Read about Luria’s science and mentorship here.

Green Lights for KI Faculty Startups

MIT Koch Institute

December 23, 2020

The end of year brings new beginnings for KI faculty startups. Lumicell’s signature imaging system has been granted fast track designation approval for breast cancer treatment. Fate Therapeutics reports positive Phase 1 data for its combination immunotherapy as well as a promising case study for its targeted NK cell therapy, both in lymphoma patients. Verastem announces Phase 2 initiation for trials in recurrent low-grade serous ovarian cancer. Syros presents positive results from Phase 2 trials in acute myeloid leukemia and an initiation plan for future trials. Finally, Dragonfly Therapeutics has licensed its first NK cell based immunotherapy candidate to Merck.

Blazing Trails in Biopharma

Endpoints News

December 23, 2020

Dragonfly Therapeutics Head of Biology Ann Cheung is featured among Endpoints News’ top trailblazers in biopharmaceutical research & development. The profile chronicles her career transitions from her early years as the lone immuno-oncology researcher in the Jacks Lab to her current role moving NK cell therapies from bench to bedside. Longtime Koch Institute member Aviv Regev is also recognized for her groundbreaking work in single cell sequencing, computational biology, and genetics.

Division of Liver

Nature Communications

December 16, 2020

The Shalek Lab codiscovered a mechanism that helps damaged livers function while they regenerate. A study appearing in Nature Communications showed that liver cells increase transcription of important genes ahead of proliferation, and may even divide labor between cells that proliferate and those that maintain core functions. This contributes to a larger effort to identify stem cells in normal and cancerous liver tissue, and is funded in part by the MIT Stem Cell Initiative.

Bringing Computers Into the Protein Fold

MIT School of Science

December 14, 2020

The Keating Lab mixes lab work, modeling and, most recently, machine learning to understand how protein sequences determine their interactions. While the COVID-19 crisis disrupts lab research, Keating’s team is focusing on computational projects, including exploring interactions between “short linear motifs” and a family of proteins implicated in metastasis. 

The Long History of Rapid Vaccine Development

MIT Koch Institute

December 11, 2020

In the 1970s, Phillip Sharp and his colleagues on the fifth floor of the MIT Center for Cancer Research set out to unravel the mysteries of tumor virology, cancer genetics, and cell biology. Looking at parts of the adenovirus genome responsible for tumor development, Sharp had long wondered why RNA in the nucleus was longer than RNA found outside the nucleus in the cytoplasm. While this curiosity led to the Nobel Prize-winning discovery of split genes and spliced RNA, neither Sharp nor his colleagues were thinking about the possibility of mRNA vaccines at the time. Nevertheless, that discovery, together with many years of mRNA research and key technology advances like nanoparticle delivery of RNA, set the stage for companies such as Pfizer and Moderna to develop mRNA-based COVID-19 vaccines with record speed.
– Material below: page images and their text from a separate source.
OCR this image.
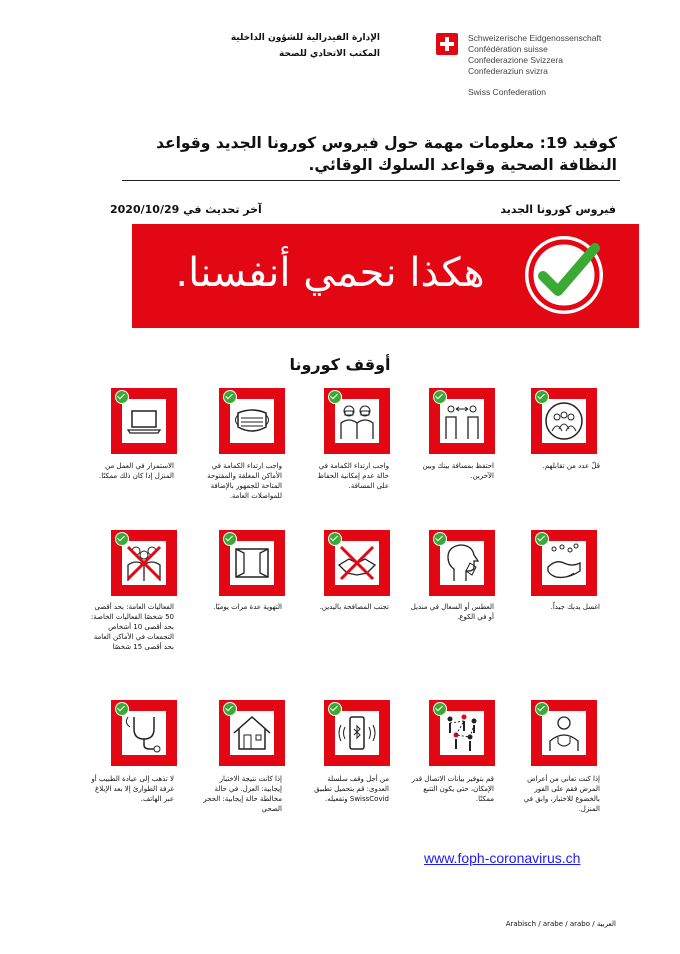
الإدارة الفيدرالية للشؤون الداخلية
المكتب الاتحادي للصحة
Schweizerische Eidgenossenschaft
Confédération suisse
Confederazione Svizzera
Confederaziun svizra
Swiss Confederation
كوفيد 19: معلومات مهمة حول فيروس كورونا الجديد وقواعد النظافة الصحية وقواعد السلوك الوقائي.
آخر تحديث في 2020/10/29	فيروس كورونا الجديد
هكذا نحمي أنفسنا.
أوقف كورونا
قلّ عدد من تقابلهم.
احتفظ بمسافة بينك وبين الآخرين.
واجب ارتداء الكمامة في حالة عدم إمكانية الحفاظ على المسافة.
واجب ارتداء الكمامة في الأماكن المغلقة والمفتوحة المتاحة للجمهور بالإضافة للمواصلات العامة.
الاستمرار في العمل من المنزل إذا كان ذلك ممكنًا.
اغسل يديك جيداً.
العطس أو السعال في منديل أو في الكوع.
تجنب المصافحة باليدين.
التهوية عدة مرات يوميًا.
الفعاليات العامة: بحد أقصى 50 شخصًا الفعاليات الخاصة: بحد أقصى 10 أشخاص التجمعات في الأماكن العامة بحد أقصى 15 شخصًا
إذا كنت تعاني من أعراض المرض فقم على الفور بالخضوع للاختبار، وابق في المنزل.
قم بتوفير بيانات الاتصال قدر الإمكان، حتى يكون التتبع ممكنًا.
من أجل وقف سلسلة العدوى: قم بتحميل تطبيق SwissCovid وتفعيله.
إذا كانت نتيجة الاختبار إيجابية: العزل. في حالة مخالطة حالة إيجابية: الحجر الصحي
لا تذهب إلى عيادة الطبيب أو غرفة الطوارئ إلا بعد الإبلاغ عبر الهاتف.
www.foph-coronavirus.ch
العربية / Arabisch / arabe / arabo
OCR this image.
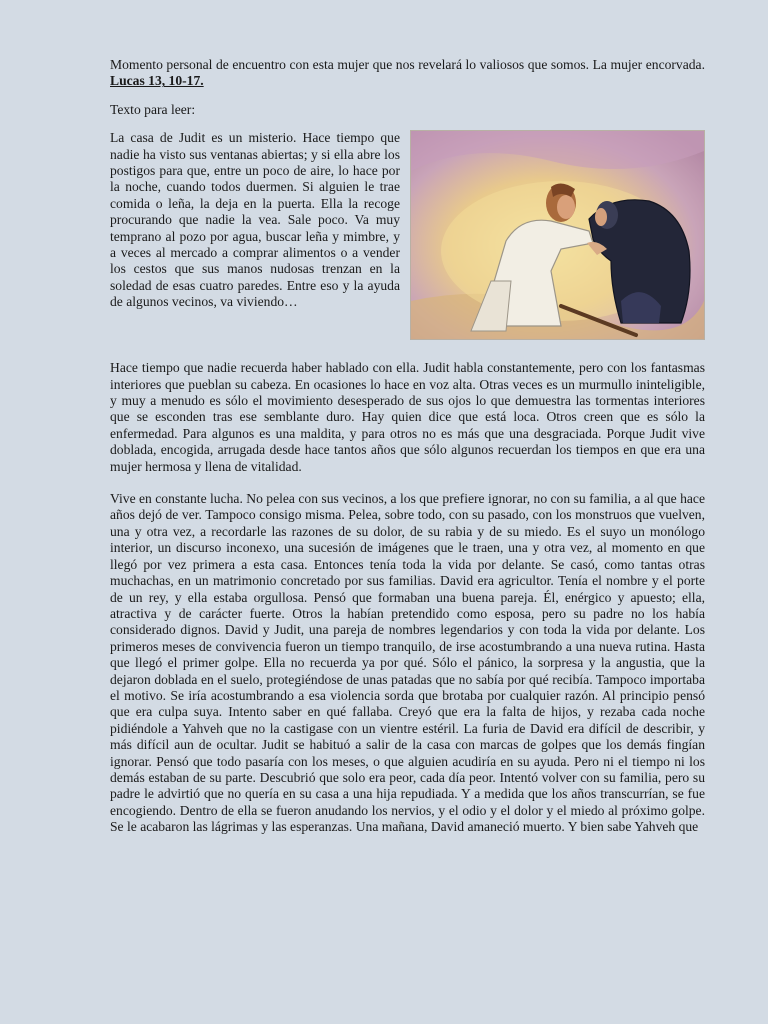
Momento personal de encuentro con esta mujer que nos revelará lo valiosos que somos. La mujer encorvada. Lucas 13, 10-17.

Texto para leer:

La casa de Judit es un misterio. Hace tiempo que nadie ha visto sus ventanas abiertas; y si ella abre los postigos para que, entre un poco de aire, lo hace por la noche, cuando todos duermen. Si alguien le trae comida o leña, la deja en la puerta. Ella la recoge procurando que nadie la vea. Sale poco. Va muy temprano al pozo por agua, buscar leña y mimbre, y a veces al mercado a comprar alimentos o a vender los cestos que sus manos nudosas trenzan en la soledad de esas cuatro paredes. Entre eso y la ayuda de algunos vecinos, va viviendo…

Hace tiempo que nadie recuerda haber hablado con ella. Judit habla constantemente, pero con los fantasmas interiores que pueblan su cabeza. En ocasiones lo hace en voz alta. Otras veces es un murmullo ininteligible, y muy a menudo es sólo el movimiento desesperado de sus ojos lo que demuestra las tormentas interiores que se esconden tras ese semblante duro. Hay quien dice que está loca. Otros creen que es sólo la enfermedad. Para algunos es una maldita, y para otros no es más que una desgraciada. Porque Judit vive doblada, encogida, arrugada desde hace tantos años que sólo algunos recuerdan los tiempos en que era una mujer hermosa y llena de vitalidad.

Vive en constante lucha. No pelea con sus vecinos, a los que prefiere ignorar, no con su familia, a al que hace años dejó de ver. Tampoco consigo misma. Pelea, sobre todo, con su pasado, con los monstruos que vuelven, una y otra vez, a recordarle las razones de su dolor, de su rabia y de su miedo. Es el suyo un monólogo interior, un discurso inconexo, una sucesión de imágenes que le traen, una y otra vez, al momento en que llegó por vez primera a esta casa. Entonces tenía toda la vida por delante. Se casó, como tantas otras muchachas, en un matrimonio concretado por sus familias. David era agricultor. Tenía el nombre y el porte de un rey, y ella estaba orgullosa. Pensó que formaban una buena pareja. Él, enérgico y apuesto; ella, atractiva y de carácter fuerte. Otros la habían pretendido como esposa, pero su padre no los había considerado dignos. David y Judit, una pareja de nombres legendarios y con toda la vida por delante. Los primeros meses de convivencia fueron un tiempo tranquilo, de irse acostumbrando a una nueva rutina. Hasta que llegó el primer golpe. Ella no recuerda ya por qué. Sólo el pánico, la sorpresa y la angustia, que la dejaron doblada en el suelo, protegiéndose de unas patadas que no sabía por qué recibía. Tampoco importaba el motivo. Se iría acostumbrando a esa violencia sorda que brotaba por cualquier razón. Al principio pensó que era culpa suya. Intento saber en qué fallaba. Creyó que era la falta de hijos, y rezaba cada noche pidiéndole a Yahveh que no la castigase con un vientre estéril. La furia de David era difícil de describir, y más difícil aun de ocultar. Judit se habituó a salir de la casa con marcas de golpes que los demás fingían ignorar. Pensó que todo pasaría con los meses, o que alguien acudiría en su ayuda. Pero ni el tiempo ni los demás estaban de su parte. Descubrió que solo era peor, cada día peor. Intentó volver con su familia, pero su padre le advirtió que no quería en su casa a una hija repudiada. Y a medida que los años transcurrían, se fue encogiendo. Dentro de ella se fueron anudando los nervios, y el odio y el dolor y el miedo al próximo golpe. Se le acabaron las lágrimas y las esperanzas. Una mañana, David amaneció muerto. Y bien sabe Yahveh que
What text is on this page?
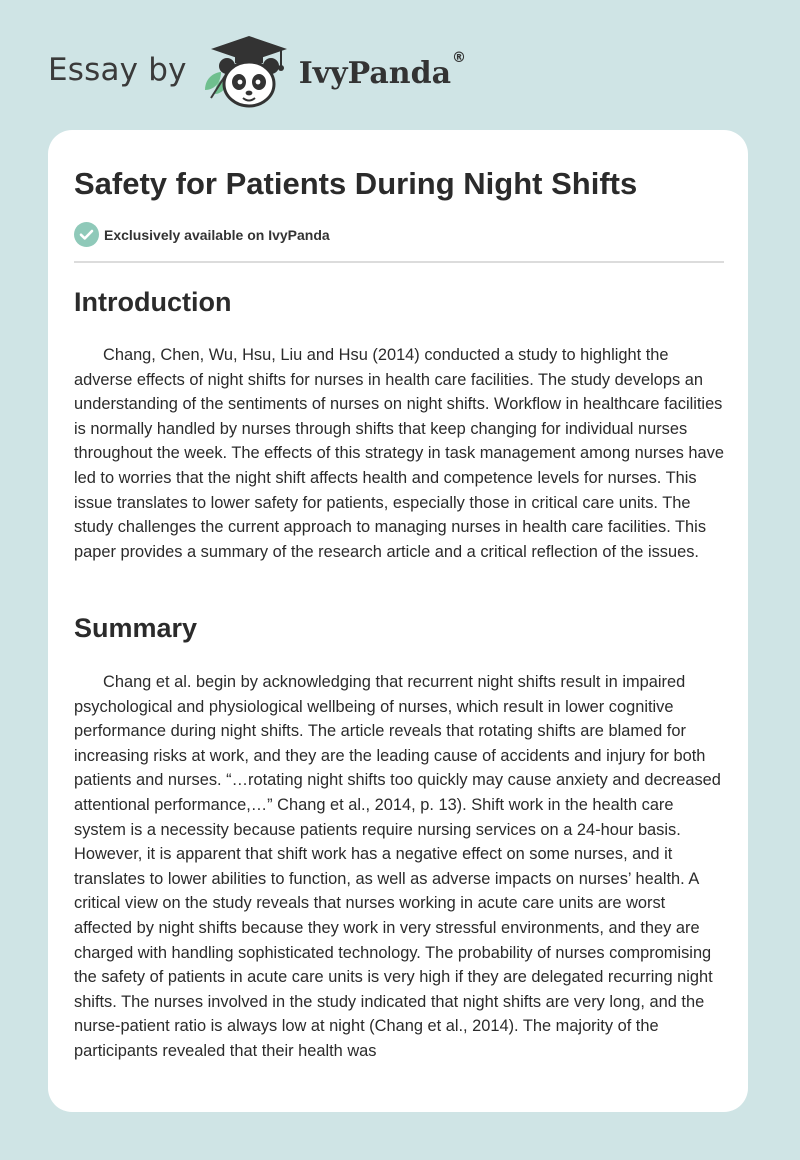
Essay by	IvyPanda®
Safety for Patients During Night Shifts
Exclusively available on IvyPanda
Introduction

Chang, Chen, Wu, Hsu, Liu and Hsu (2014) conducted a study to highlight the adverse effects of night shifts for nurses in health care facilities. The study develops an understanding of the sentiments of nurses on night shifts. Workflow in healthcare facilities is normally handled by nurses through shifts that keep changing for individual nurses throughout the week. The effects of this strategy in task management among nurses have led to worries that the night shift affects health and competence levels for nurses. This issue translates to lower safety for patients, especially those in critical care units. The study challenges the current approach to managing nurses in health care facilities. This paper provides a summary of the research article and a critical reflection of the issues.

Summary

Chang et al. begin by acknowledging that recurrent night shifts result in impaired psychological and physiological wellbeing of nurses, which result in lower cognitive performance during night shifts. The article reveals that rotating shifts are blamed for increasing risks at work, and they are the leading cause of accidents and injury for both patients and nurses. “…rotating night shifts too quickly may cause anxiety and decreased attentional performance,…” Chang et al., 2014, p. 13). Shift work in the health care system is a necessity because patients require nursing services on a 24-hour basis. However, it is apparent that shift work has a negative effect on some nurses, and it translates to lower abilities to function, as well as adverse impacts on nurses’ health. A critical view on the study reveals that nurses working in acute care units are worst affected by night shifts because they work in very stressful environments, and they are charged with handling sophisticated technology. The probability of nurses compromising the safety of patients in acute care units is very high if they are delegated recurring night shifts. The nurses involved in the study indicated that night shifts are very long, and the nurse-patient ratio is always low at night (Chang et al., 2014). The majority of the participants revealed that their health was
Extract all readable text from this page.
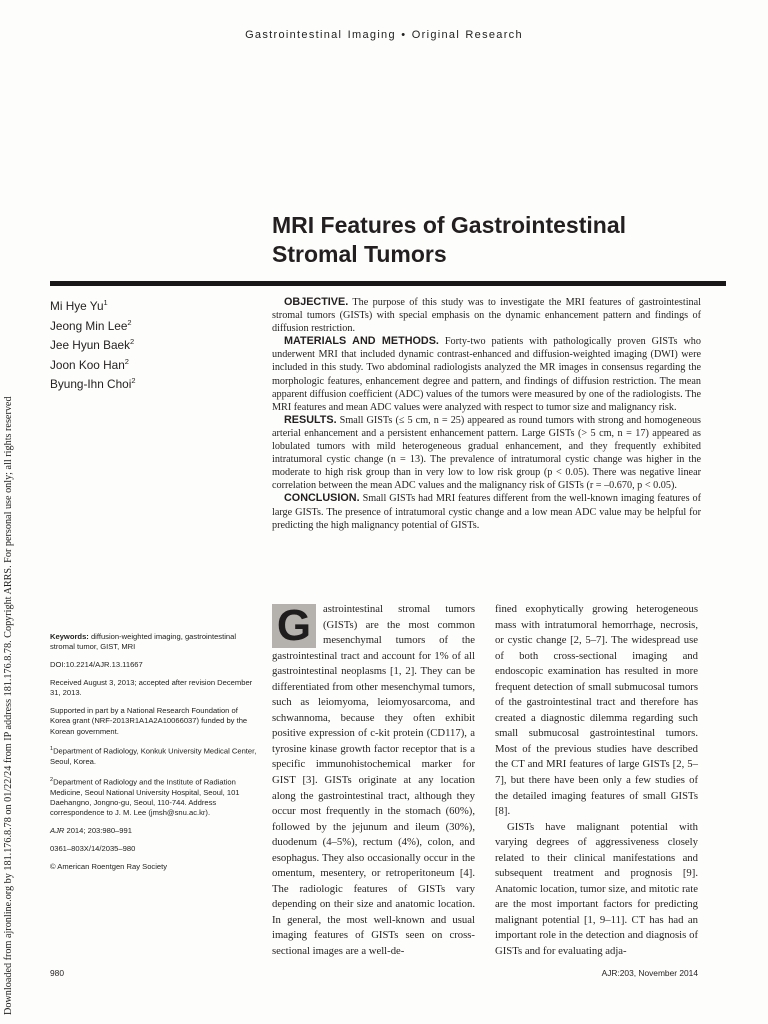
Downloaded from ajronline.org by 181.176.8.78 on 01/22/24 from IP address 181.176.8.78. Copyright ARRS. For personal use only; all rights reserved
Gastrointestinal Imaging • Original Research
MRI Features of Gastrointestinal
Stromal Tumors
Mi Hye Yu$^1$
Jeong Min Lee$^2$
Jee Hyun Baek$^2$
Joon Koo Han$^2$
Byung-Ihn Choi$^2$

OBJECTIVE. The purpose of this study was to investigate the MRI features of gastrointestinal stromal tumors (GISTs) with special emphasis on the dynamic enhancement pattern and findings of diffusion restriction.

MATERIALS AND METHODS. Forty-two patients with pathologically proven GISTs who underwent MRI that included dynamic contrast-enhanced and diffusion-weighted imaging (DWI) were included in this study. Two abdominal radiologists analyzed the MR images in consensus regarding the morphologic features, enhancement degree and pattern, and findings of diffusion restriction. The mean apparent diffusion coefficient (ADC) values of the tumors were measured by one of the radiologists. The MRI features and mean ADC values were analyzed with respect to tumor size and malignancy risk.

RESULTS. Small GISTs (≤ 5 cm, n = 25) appeared as round tumors with strong and homogeneous arterial enhancement and a persistent enhancement pattern. Large GISTs (> 5 cm, n = 17) appeared as lobulated tumors with mild heterogeneous gradual enhancement, and they frequently exhibited intratumoral cystic change (n = 13). The prevalence of intratumoral cystic change was higher in the moderate to high risk group than in very low to low risk group (p < 0.05). There was negative linear correlation between the mean ADC values and the malignancy risk of GISTs (r = –0.670, p < 0.05).

CONCLUSION. Small GISTs had MRI features different from the well-known imaging features of large GISTs. The presence of intratumoral cystic change and a low mean ADC value may be helpful for predicting the high malignancy potential of GISTs.

Keywords: diffusion-weighted imaging, gastrointestinal stromal tumor, GIST, MRI

DOI:10.2214/AJR.13.11667

Received August 3, 2013; accepted after revision December 31, 2013.

Supported in part by a National Research Foundation of Korea grant (NRF-2013R1A1A2A10066037) funded by the Korean government.

$^1$Department of Radiology, Konkuk University Medical Center, Seoul, Korea.

$^2$Department of Radiology and the Institute of Radiation Medicine, Seoul National University Hospital, Seoul, 101 Daehangno, Jongno-gu, Seoul, 110-744. Address correspondence to J. M. Lee (jmsh@snu.ac.kr).

AJR 2014; 203:980–991

0361–803X/14/2035–980

© American Roentgen Ray Society

G	astrointestinal stromal tumors (GISTs) are the most common mesenchymal tumors of the gastrointestinal tract and account for 1% of all gastrointestinal neoplasms [1, 2]. They can be differentiated from other mesenchymal tumors, such as leiomyoma, leiomyosarcoma, and schwannoma, because they often exhibit positive expression of c-kit protein (CD117), a tyrosine kinase growth factor receptor that is a specific immunohistochemical marker for GIST [3]. GISTs originate at any location along the gastrointestinal tract, although they occur most frequently in the stomach (60%), followed by the jejunum and ileum (30%), duodenum (4–5%), rectum (4%), colon, and esophagus. They also occasionally occur in the omentum, mesentery, or retroperitoneum [4]. The radiologic features of GISTs vary depending on their size and anatomic location. In general, the most well-known and usual imaging features of GISTs seen on cross-sectional images are a well-de-

fined exophytically growing heterogeneous mass with intratumoral hemorrhage, necrosis, or cystic change [2, 5–7]. The widespread use of both cross-sectional imaging and endoscopic examination has resulted in more frequent detection of small submucosal tumors of the gastrointestinal tract and therefore has created a diagnostic dilemma regarding such small submucosal gastrointestinal tumors. Most of the previous studies have described the CT and MRI features of large GISTs [2, 5–7], but there have been only a few studies of the detailed imaging features of small GISTs [8].

GISTs have malignant potential with varying degrees of aggressiveness closely related to their clinical manifestations and subsequent treatment and prognosis [9]. Anatomic location, tumor size, and mitotic rate are the most important factors for predicting malignant potential [1, 9–11]. CT has had an important role in the detection and diagnosis of GISTs and for evaluating adja-

980	AJR:203, November 2014
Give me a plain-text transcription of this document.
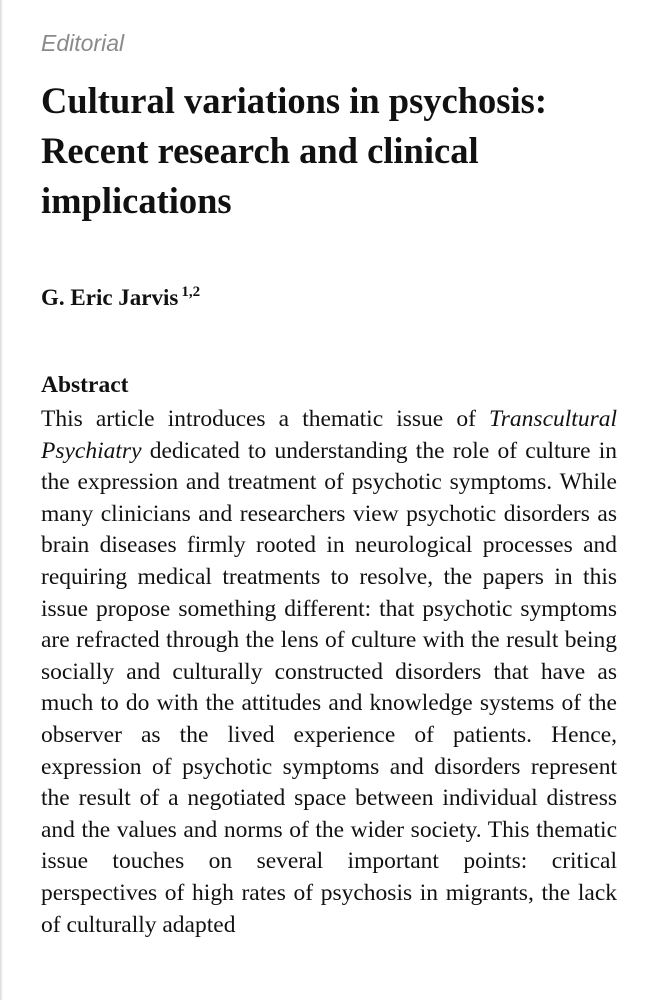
Editorial

Cultural variations in psychosis: Recent research and clinical implications

G. Eric Jarvis $^{1,2}$

Abstract

This article introduces a thematic issue of Transcultural Psychiatry dedicated to understanding the role of culture in the expression and treatment of psychotic symptoms. While many clinicians and researchers view psychotic disorders as brain diseases firmly rooted in neurological processes and requiring medical treatments to resolve, the papers in this issue propose something different: that psychotic symptoms are refracted through the lens of culture with the result being socially and culturally constructed disorders that have as much to do with the attitudes and knowledge systems of the observer as the lived experience of patients. Hence, expression of psychotic symptoms and disorders represent the result of a negotiated space between individual distress and the values and norms of the wider society. This thematic issue touches on several important points: critical perspectives of high rates of psychosis in migrants, the lack of culturally adapted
The discoveries that enabled RNA vaccines | RNA vaccines explained

Live and Let Liver

MIT News

December 8, 2020

The Cima Lab has developed a non-invasive diagnostic tool to assess liver damage. The technology, described in Nature Biomedical Engineering, uses nuclear magnetic resonance to measure fat content and detect scarring that can be indicative of fatty liver disease and a precursor to fibrosis, both known risk factors for cancer.